Growing up
Looking back, my representation on the web has always been pretty half assed.
In January, Tim Lucas pulled together a shiny new site and boosted his article quality dramatically. I thought “he’s doing it right”, I really wanted to get my site together. That was January—here I sit the day before August staring into textmate typing the first article I’ve written in almost 2 years, I haven’t even bothered to move those old posts. It wasn’t worth it.
During this year I’ve made more open source releases and contributions than ever before, I’ve lapped up various technologies and concepts, wrote my first DSL with ruby and felt like I was pushing through to another level, mentally anyway.
Its not hard to say that leaving my salary paying job and moving to consulting was one of the best things I’ve done. It felt selfish to leave the team for a reason none other than “I needed time away”. That was a year ago. Since then I’ve had more time to reflect on life and importantly, development.
Juicy details
You might notice that the new site has a bunch of links to various web services. I’m pulling my “about the author” image from twitter, “upcoming events” from upcoming, “projects” from github, “presentations” from slideshare, “links” from delicious and recent images from flickr – all using Smoke, not only that, but I do so using only about 45 lines of source code.
I was inspired by Yahoo’s “Pipes” but frustrated with the strange act of dragging elements around the screen. While knowing what I wanted to do, I found that I could probably write a custom parser faster. A vast majority of the research or ‘learning’ projects that I’ve put together consume web services.
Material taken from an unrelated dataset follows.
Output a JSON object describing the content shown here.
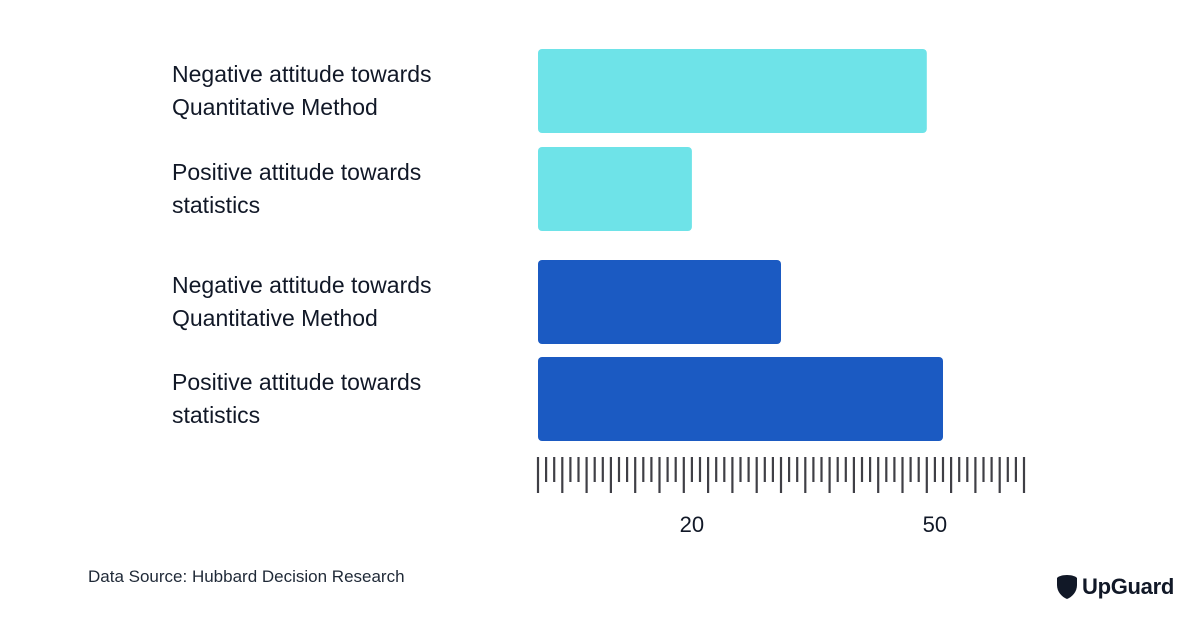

Now, with Smoke I can pull services together, mash them up, cut them to pieces and re-interpret the web the way I feel it should be.
The article facet of this site is pinched straight from Tim Lucas' site, I dropped it in, it worked, I drank beer.
I typed a series of commands (maybe, 5?) and my site was running on Heroku. Job done. I’ll probably leave the beer alone tonight though. What an awesome experience that was, I’m a fan of doing it yourself, but this quick win felt so good.
For now, I’m going to run without comments, if you’ve got something to stay ensure that you drop me a line, I’d love to hear about it.
The markup used on the site is HTML5, thanks to Lachlan Hardy it even displays pretty well in IE6. No hacks are used, perhaps a few CSS methods that don’t appear in older browsers, however the fallback is indeed graceful.
I’m responsible for the design of the site. Anthony gave me moral support, slapped some layout tips and rules on me when I asked for them. I think he found it really hard to watch me go through the process of putting the site together. Generally, when we work together he is the design part of our voltron machine. In future I’ll leave our client design work up to him.
In closing
A web site is never “done”, I hope to evolve this site and keep it as fresh as I can for as long as I can (using technology, of course). Perhaps I’ll end up writing better… God, I failed english in high school because I preferred to skip it to eat chinese and play pool with my friends. If it doesn’t kill me it’ll only make me stronger, right?